Skip to content

New gather scatter infrastructure

mmp edited this page Jul 9, 2012 · 2 revisions

There are a few improvements that could/should be made to ispc's code for handling gathers and scatters.

More efficient handling of structs

The biggest opportunity is in how structs are handled: currently, if we're gathering from/scattering do a struct type, the compiler goes down to the leaves of the struct elements and gathers/scatters each one. So for a scatter the generated code looks something like:

// scatter to struct Foo { uniform float a, b, c };
foreach SIMD lane
    if lane is on
        scatter to lvalue for Foo::a for this lane
foreach SIMD lane
    if lane is on
        scatter to lvalue for Foo::b for this lane
foreach SIMD lane
    if lane is on
        scatter to lvalue for Foo::c for this lane

It would be much better to generate code like:

foreach SIMD lane
    if lane is on
        scatter to lvalue for Foo for this lane

A possible route to doing this would be to implement a more general scatter function in LLVM bitcode in the standard library that had a signature something like:

scatter(uniform void *basePointer, varying int *offsets, uniform int structEltCount,
        uniform int *structEltOffsets, uniform int *structEltSizes, varying void *rvalue)

(Note the mishmash of ispc/C syntax in the above declaration).
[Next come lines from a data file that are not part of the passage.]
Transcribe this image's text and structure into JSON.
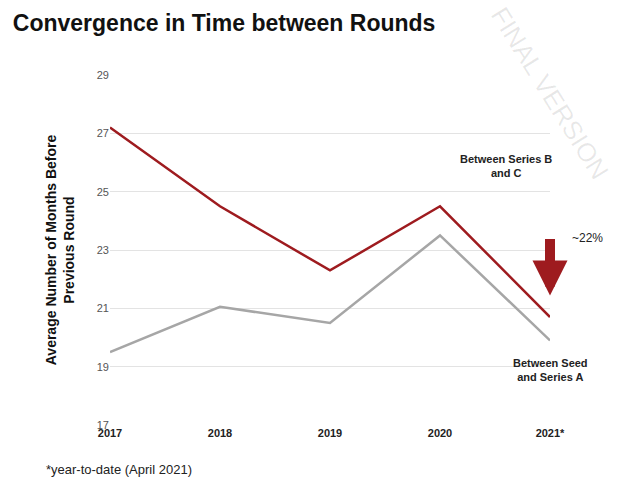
{
  "chart_data": {
    "type": "line",
    "title": "Convergence in Time between Rounds",
    "y_label": "Average Number of Months Before Previous Round",
    "categories": [
      "2017",
      "2018",
      "2019",
      "2020",
      "2021*"
    ],
    "series": [
      {
        "name": "Between Series B and C",
        "color": "#9e1b1f",
        "values": [
          27.2,
          24.5,
          22.3,
          24.5,
          20.7
        ]
      },
      {
        "name": "Between Seed and Series A",
        "color": "#a6a6a6",
        "values": [
          19.5,
          21.05,
          20.5,
          23.5,
          19.9
        ]
      }
    ],
    "ylim": [
      17,
      29
    ],
    "yticks": [
      17,
      19,
      21,
      23,
      25,
      27,
      29
    ],
    "grid": true,
    "annotations": [
      "~22%"
    ],
    "footnote": "*year-to-date (April 2021)",
    "watermark": "FINAL VERSION"
  }
}
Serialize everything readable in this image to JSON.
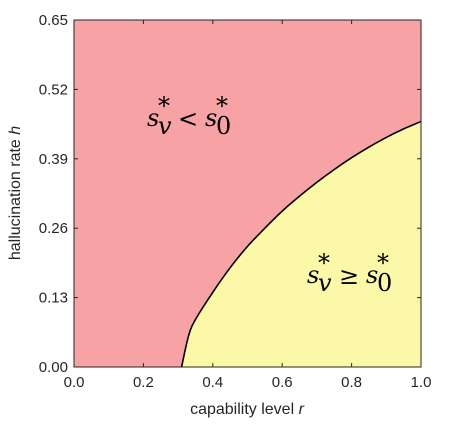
{
  "chart_data": {
    "type": "area",
    "title": "",
    "xlabel": {
      "text": "capability level ",
      "var": "r"
    },
    "ylabel": {
      "text": "hallucination rate ",
      "var": "h"
    },
    "xlim": [
      0.0,
      1.0
    ],
    "ylim": [
      0.0,
      0.65
    ],
    "x_ticks": [
      "0.0",
      "0.2",
      "0.4",
      "0.6",
      "0.8",
      "1.0"
    ],
    "y_ticks": [
      "0.00",
      "0.13",
      "0.26",
      "0.39",
      "0.52",
      "0.65"
    ],
    "grid": false,
    "regions": [
      {
        "name": "s_v* < s_0*",
        "color": "#f7a3a6"
      },
      {
        "name": "s_v* ≥ s_0*",
        "color": "#fbf9a8"
      }
    ],
    "boundary": {
      "color": "#000000",
      "x": [
        0.31,
        0.33,
        0.35,
        0.4,
        0.45,
        0.5,
        0.55,
        0.6,
        0.65,
        0.7,
        0.75,
        0.8,
        0.85,
        0.9,
        0.95,
        1.0
      ],
      "y": [
        0.0,
        0.058,
        0.089,
        0.14,
        0.186,
        0.226,
        0.26,
        0.292,
        0.32,
        0.346,
        0.37,
        0.392,
        0.412,
        0.43,
        0.446,
        0.46
      ]
    }
  }
}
The basic notion being that the ispc compiler emits a call to this helper scatter function with the base pointer of the array being scattered to, per-program-instance offsets into the element of the array to scatter to, information about the struct layout (number of elements, offsets of each element from the start of the struct, size of each element type), and then the varying rvalue to be scattered out.

The LLVM bitcode implementation of this function would implement the outer loop over the SIMD lanes and then a loop over the struct elements as passed in. Hopefully, once this was inlined and optimized, the loop over struct elements and the indexing into the structEltOffsets/structEltSizes arrays would be turned into straightline code with explicit constants. (This might require some experimentation to present it in a format that LLVM was happy with.)